You know when you go to the doctor’s office and they ask you, “On a scale from 0 to 10, what is your pain tolerance?”
When my water broke with Baby Lo, we rushed to the Emergency Room. “Level 3!” I declared and it was mostly that high due to nerves. I just felt like I peed my pants over and over but there were no contractions yet. I actually remember at one point thinking, “Maybe I will be one of those women who has a great pain tolerance for labor.” HaHa, oh silly girl. Then the pitocin kicked in and I smiled and told the nurse, “Okay, I think I am a 6.” An hour later, I rocked myself in an upright fetal position and exclaimed, “I am an 8.” I know, I am bad ass. Actually, then the kind anesthesiologist made his appearance and knocked me back down to a 2 before I ever had a chance to make it to 10. Thank you, kind sir.
So, why am I sharing this with you?
Well, because I have learned in these quick few months that as a Mommy I have a 0 – 10 tolerance scale and unlike my time in Labor and Delivery, no kind man comes into my home to shoot a needle into my back to make everything all better again.

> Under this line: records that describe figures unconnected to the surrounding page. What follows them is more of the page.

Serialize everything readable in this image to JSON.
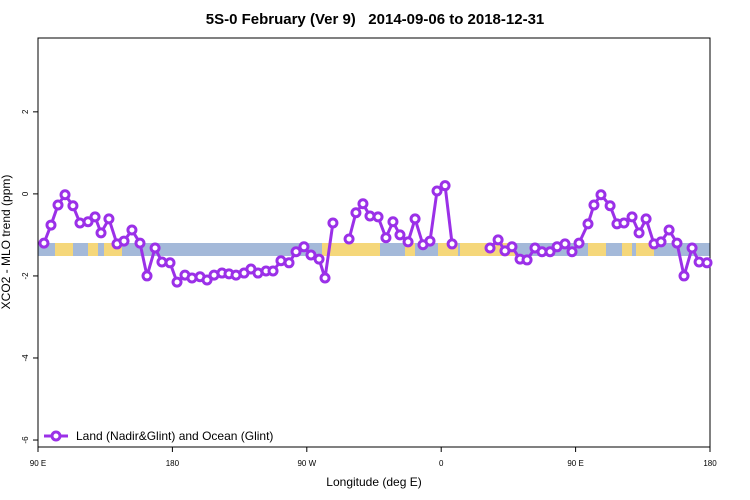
{
  "chart_data": {
    "type": "line",
    "title": "5S-0 February (Ver 9)   2014-09-06 to 2018-12-31",
    "x_label": "Longitude (deg E)",
    "y_label": "XCO2 - MLO trend (ppm)",
    "xlim": [
      90,
      540
    ],
    "xticks": [
      {
        "value": 90,
        "label": "90 E"
      },
      {
        "value": 180,
        "label": "180"
      },
      {
        "value": 270,
        "label": "90 W"
      },
      {
        "value": 360,
        "label": "0"
      },
      {
        "value": 450,
        "label": "90 E"
      },
      {
        "value": 540,
        "label": "180"
      }
    ],
    "ylim": [
      -6.17,
      3.8
    ],
    "yticks": [
      -6,
      -4,
      -2,
      0,
      2
    ],
    "legend": "bottom-left",
    "series": [
      {
        "name": "Land (Nadir&Glint) and Ocean (Glint)",
        "color": "#9b30e8",
        "x": [
          94.0,
          98.7,
          103.4,
          108.1,
          113.4,
          118.1,
          123.5,
          128.2,
          132.2,
          137.5,
          142.9,
          147.6,
          152.9,
          158.3,
          163.0,
          168.4,
          173.0,
          178.4,
          183.1,
          188.4,
          193.1,
          198.5,
          203.2,
          207.9,
          213.2,
          217.9,
          222.6,
          228.0,
          232.6,
          237.3,
          242.7,
          247.4,
          252.7,
          258.1,
          262.8,
          268.1,
          272.8,
          278.2,
          282.2,
          287.5,
          null,
          298.3,
          302.9,
          307.6,
          312.3,
          317.7,
          323.0,
          327.7,
          332.4,
          337.8,
          342.5,
          347.8,
          352.5,
          357.2,
          362.6,
          367.3,
          null,
          392.7,
          398.1,
          402.7,
          407.4,
          412.8,
          417.5,
          422.8,
          427.5,
          432.9,
          437.6,
          442.9,
          447.6,
          452.3,
          458.3,
          462.3,
          467.0,
          473.1,
          477.7,
          482.4,
          487.8,
          492.5,
          497.2,
          502.5,
          507.2,
          512.6,
          517.9,
          522.6,
          528.0,
          532.7,
          538.0
        ],
        "values": [
          -1.2,
          -0.76,
          -0.27,
          -0.02,
          -0.29,
          -0.71,
          -0.68,
          -0.56,
          -0.95,
          -0.61,
          -1.22,
          -1.15,
          -0.88,
          -1.2,
          -2.0,
          -1.32,
          -1.66,
          -1.68,
          -2.15,
          -1.98,
          -2.05,
          -2.02,
          -2.1,
          -1.98,
          -1.93,
          -1.95,
          -1.98,
          -1.93,
          -1.83,
          -1.93,
          -1.88,
          -1.88,
          -1.63,
          -1.68,
          -1.41,
          -1.29,
          -1.49,
          -1.59,
          -2.05,
          -0.71,
          null,
          -1.1,
          -0.46,
          -0.24,
          -0.54,
          -0.56,
          -1.07,
          -0.68,
          -1.0,
          -1.17,
          -0.61,
          -1.24,
          -1.15,
          0.07,
          0.2,
          -1.22,
          null,
          -1.32,
          -1.12,
          -1.39,
          -1.29,
          -1.59,
          -1.61,
          -1.32,
          -1.41,
          -1.41,
          -1.29,
          -1.22,
          -1.41,
          -1.2,
          -0.73,
          -0.27,
          -0.02,
          -0.29,
          -0.73,
          -0.71,
          -0.56,
          -0.95,
          -0.61,
          -1.22,
          -1.17,
          -0.88,
          -1.2,
          -2.0,
          -1.32,
          -1.66,
          -1.68
        ]
      }
    ]
  }
}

You see Baby Lo or Little Miss Thang as I kindly refer to her now, has developed a new found personality. It consists of the first touches of what us parents like to call “temper tantrums.”
It happened one morning as I was engaged in our routine. Yes, she was a bit crankier than usually and you know what? So, was I probably. When I placed her in her highchair for breakfast, it happened. She locked her legs, threw herself backwards and immediately started screaming. She did not stop. I was bewildered. I thought, “Oh, no, what is in her highchair?” Sure an object had caused her reaction, I felt up and down the seat before it finally hit me, “Oh, no she didn’t?” Baby girl just lost her marbles. I literally tried bending her little body but dang that girl would have made a cheer coach proud with her locked up body limbs (I was a high school cheerleader stunt flyer. Inside note/joke.)
A day or two later, it happened again. This time as I went to placed her in her car seat.
Since then we have developed a squeal, no I take that back, a full on Pterodactyl scream. That is the only way to describe it. Exactly how I envision a prehistoric Pterodactyl sounding as it swoops in for its prey. This scream happens now as a way of communication and usually errs on the side of, “I am really quite pissed off, Mom.”
The scream erupts after bath as I wrestle her to put on her diaper and PJ’s. The scream happens when we are purely exhausted. Sometimes it is accompanied by shaking her head and perching her lips to an offered bottle or pacifier, and sometimes even Linda Blair’s character from the Exorcist comes out as she pulls my hair (always the strands at the base of my neck – it is the worse) or chucks the pacifier across the room. Who are you?
But, my favorite, absolute favorite now happens in the middle of the night. When Baby Pterodactyl awakes from her sleep. Gone are the days when I would awaken to her sweet baby giggles, I would lay there and smile listening to her jibber to herself. Now, she sits straight up and screams, and screams LOUD and HARD.
It was during one of these nights after a post-bath meltdown and a “I cannot fall asleep” crying episode that it hit me. I am in pain. Emotionally and physically I am on the 10 right now if a 0 – 10 tolerance scale existed for parenting. As Baby Lo fought me I could feel myself tensing and the frustration building and in those moments I just wanted to scream right there alongside her. Scream, I tell you. Scream, “I am at a 10, people I am at a 10.” Then frantically searching the room for someone, anyone, yelling, “Epidural, epidural, I will take an epidural now. Where are you?!”
But then it happens, just as I implement cooping mechanisms to keep my cool, she stops screaming, stops crying, stops throwing herself into a pre-stage backbend and she does the sweetest thing. She curls herself tight against my chest and I melt like butter, butter I tell ya. Then I find myself staring at her smiling and giving her dozens of kisses. Just like that, I am all the way back to 0.
It is amazing this 0 – 10 parenting tolerance scale. Quite frankly I wished it existed with every human interaction but our children are quite arguably the only human beings on this Earth that can drive us to our mental breaking point of 10 and with one facial expression, one word, one baby cue or one sweet smile, we come crashing down to a euphoric-high of 0. It is a never ending roller-coaster of emotions, of highs and lows and 0’s and 10’s.
Our children are the end all be all of that gauge that sways one way to 10 and quickly bounces back to 0.
It is funny how in the middle of the night when I feel like I have met my breaking point and the doctor comes rushing in, Baby Lo gives me a smile, a kiss, a cuddle or a squeeze around the neck, and I turn and wave him away, “I am good doctor! No epidural needed over here. Just my sweet Baby Lo.”
Until Baby Pterodactyl strikes again…
*DISCLAIMER: I know true “temper tantrums” are recognized around the 1-year mark. That what I am describing is an infant’s sudden loss of emotional control and an inability to express themselves. Please just play along with my mild attempt at humor as I express the emotional roller-coaster we all experience daily as parents.